You can actually evaluate for yourselves, using tools we've already presented, the above claim that a particle with fixed value of \(x\) is not accelerating even in the presence of \(\ddot a \ne 0\). By not accelerating, we mean that an accelerometer on this same path through spacetime (constant \(x\)) will register zero. Another way of putting it: no force would be required to keep the particle on the path. All you need is to know that in general relativity objects in free fall (those experiencing no acceleration) from event A to event B follow the path that maximizes the proper time. Now you can check that the path from \((x_1,t_1)\) (that we'll call event A) to \( (x_1, t_2) \) (that we'll call event B) with \(x\) always equal to \(x_1\) maximizes \(\int_A^B \sqrt{-ds^2/c^2}\) even if \(\ddot a = 0\). To do so, you can use the calculus of variations result we described in chapter 1.

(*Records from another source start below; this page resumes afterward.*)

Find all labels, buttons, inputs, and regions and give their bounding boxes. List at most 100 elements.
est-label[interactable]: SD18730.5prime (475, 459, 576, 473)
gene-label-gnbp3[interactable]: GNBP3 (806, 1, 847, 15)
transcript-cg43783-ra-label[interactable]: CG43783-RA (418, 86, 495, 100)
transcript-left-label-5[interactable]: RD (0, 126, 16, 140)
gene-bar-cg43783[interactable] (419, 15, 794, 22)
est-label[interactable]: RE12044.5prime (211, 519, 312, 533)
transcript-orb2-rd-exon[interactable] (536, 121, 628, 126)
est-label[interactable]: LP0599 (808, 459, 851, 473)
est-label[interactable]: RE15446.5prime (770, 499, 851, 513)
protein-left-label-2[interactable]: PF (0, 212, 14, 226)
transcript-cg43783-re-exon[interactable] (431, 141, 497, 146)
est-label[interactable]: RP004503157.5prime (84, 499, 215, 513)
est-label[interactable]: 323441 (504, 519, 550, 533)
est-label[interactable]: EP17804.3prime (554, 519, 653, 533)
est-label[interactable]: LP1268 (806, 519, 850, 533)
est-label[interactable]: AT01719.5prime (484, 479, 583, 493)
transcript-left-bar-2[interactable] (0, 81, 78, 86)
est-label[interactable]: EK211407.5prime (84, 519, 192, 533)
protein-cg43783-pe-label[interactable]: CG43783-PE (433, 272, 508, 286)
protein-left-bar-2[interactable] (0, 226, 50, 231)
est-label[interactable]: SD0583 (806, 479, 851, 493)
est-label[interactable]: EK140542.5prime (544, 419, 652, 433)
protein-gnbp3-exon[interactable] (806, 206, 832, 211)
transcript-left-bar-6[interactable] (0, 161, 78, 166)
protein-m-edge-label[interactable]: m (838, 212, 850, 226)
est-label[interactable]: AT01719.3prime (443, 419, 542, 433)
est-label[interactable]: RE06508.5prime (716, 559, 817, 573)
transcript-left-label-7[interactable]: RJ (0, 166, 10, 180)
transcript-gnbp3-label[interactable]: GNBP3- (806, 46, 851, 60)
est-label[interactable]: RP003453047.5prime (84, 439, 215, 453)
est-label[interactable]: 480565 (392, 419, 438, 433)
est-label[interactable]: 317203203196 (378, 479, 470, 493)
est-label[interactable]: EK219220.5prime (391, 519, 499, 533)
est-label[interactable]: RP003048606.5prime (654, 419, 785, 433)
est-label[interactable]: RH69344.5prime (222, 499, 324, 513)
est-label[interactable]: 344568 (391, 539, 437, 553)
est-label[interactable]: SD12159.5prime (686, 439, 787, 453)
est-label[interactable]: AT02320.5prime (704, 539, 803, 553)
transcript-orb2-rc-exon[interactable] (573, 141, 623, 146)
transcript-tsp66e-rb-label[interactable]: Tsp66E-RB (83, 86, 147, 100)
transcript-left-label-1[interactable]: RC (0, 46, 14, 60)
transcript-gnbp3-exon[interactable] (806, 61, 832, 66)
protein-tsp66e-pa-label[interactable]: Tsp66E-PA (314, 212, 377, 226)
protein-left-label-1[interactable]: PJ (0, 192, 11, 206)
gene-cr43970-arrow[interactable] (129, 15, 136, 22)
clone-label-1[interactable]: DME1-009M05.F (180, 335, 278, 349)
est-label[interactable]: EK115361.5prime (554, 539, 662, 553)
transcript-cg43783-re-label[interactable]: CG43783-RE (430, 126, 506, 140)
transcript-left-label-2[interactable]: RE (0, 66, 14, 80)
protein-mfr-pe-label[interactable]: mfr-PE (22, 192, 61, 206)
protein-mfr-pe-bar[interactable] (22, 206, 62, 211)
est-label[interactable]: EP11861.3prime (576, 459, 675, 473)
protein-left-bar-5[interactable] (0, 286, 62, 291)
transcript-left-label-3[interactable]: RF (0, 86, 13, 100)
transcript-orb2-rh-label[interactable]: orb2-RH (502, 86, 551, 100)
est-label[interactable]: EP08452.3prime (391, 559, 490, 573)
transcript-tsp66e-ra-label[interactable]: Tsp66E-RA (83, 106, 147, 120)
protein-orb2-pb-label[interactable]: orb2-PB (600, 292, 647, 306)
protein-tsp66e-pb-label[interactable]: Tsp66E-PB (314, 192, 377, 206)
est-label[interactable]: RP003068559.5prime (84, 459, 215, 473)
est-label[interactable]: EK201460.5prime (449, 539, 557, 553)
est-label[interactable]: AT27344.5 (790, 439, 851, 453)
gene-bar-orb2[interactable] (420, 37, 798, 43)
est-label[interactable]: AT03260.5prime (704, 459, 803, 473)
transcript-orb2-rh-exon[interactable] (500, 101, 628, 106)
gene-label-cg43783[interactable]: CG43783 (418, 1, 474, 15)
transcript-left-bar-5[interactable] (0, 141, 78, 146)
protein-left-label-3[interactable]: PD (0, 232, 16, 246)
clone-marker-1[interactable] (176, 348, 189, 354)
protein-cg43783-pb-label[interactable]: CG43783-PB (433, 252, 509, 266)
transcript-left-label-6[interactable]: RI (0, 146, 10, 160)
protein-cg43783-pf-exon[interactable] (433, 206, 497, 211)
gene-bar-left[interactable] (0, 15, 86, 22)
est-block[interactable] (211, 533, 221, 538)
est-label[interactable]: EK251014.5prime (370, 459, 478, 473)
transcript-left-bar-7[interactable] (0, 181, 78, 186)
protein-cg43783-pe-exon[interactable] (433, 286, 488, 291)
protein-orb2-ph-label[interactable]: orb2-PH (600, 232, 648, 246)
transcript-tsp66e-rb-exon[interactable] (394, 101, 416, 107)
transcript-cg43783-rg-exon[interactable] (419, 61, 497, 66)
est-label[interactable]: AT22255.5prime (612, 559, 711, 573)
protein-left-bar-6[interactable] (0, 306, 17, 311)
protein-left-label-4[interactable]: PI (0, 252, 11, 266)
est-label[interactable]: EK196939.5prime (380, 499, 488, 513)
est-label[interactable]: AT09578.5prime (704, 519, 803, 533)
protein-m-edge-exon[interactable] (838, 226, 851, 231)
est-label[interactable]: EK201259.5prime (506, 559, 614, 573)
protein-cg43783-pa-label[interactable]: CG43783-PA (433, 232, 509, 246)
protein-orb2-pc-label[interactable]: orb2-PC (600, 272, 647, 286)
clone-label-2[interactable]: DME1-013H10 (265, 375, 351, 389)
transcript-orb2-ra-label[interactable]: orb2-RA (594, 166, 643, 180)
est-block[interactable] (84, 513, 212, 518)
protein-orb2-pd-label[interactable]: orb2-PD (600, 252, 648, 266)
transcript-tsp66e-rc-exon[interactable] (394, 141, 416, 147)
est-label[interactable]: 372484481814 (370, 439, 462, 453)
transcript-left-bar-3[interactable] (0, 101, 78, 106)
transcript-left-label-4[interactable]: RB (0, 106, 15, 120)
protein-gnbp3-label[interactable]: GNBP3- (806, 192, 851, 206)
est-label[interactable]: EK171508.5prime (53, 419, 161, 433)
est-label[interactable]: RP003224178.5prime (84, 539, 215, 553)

In the above we assumed non-relativistic speeds. We will also want to know how particles traveling at speeds near the speed of light, or even at the speed of light, are affected by expansion. You have actually already shown how particles traveling at the speed of light are affected by the expansion, because you have worked out how light redshifts. You'll recall that:

\[\lambda_{\rm received}/\lambda_{\rm emitted} = a_{\rm received}/a_{\rm emitted}\]

i.e., \(\lambda \propto a\). From the fact that the momentum of a photon \(p\) is inversely proportional to its wavelength we have:

\[p \propto 1/a\]

Note that for non-relativistic particles we also have \(p \propto 1/a\) (since \(v \propto 1/a\) and \(p=mv\)). It turns out that this is a generally correct result for free particles in an expanding universe, their peculiar momentum decreases as \(1/a\).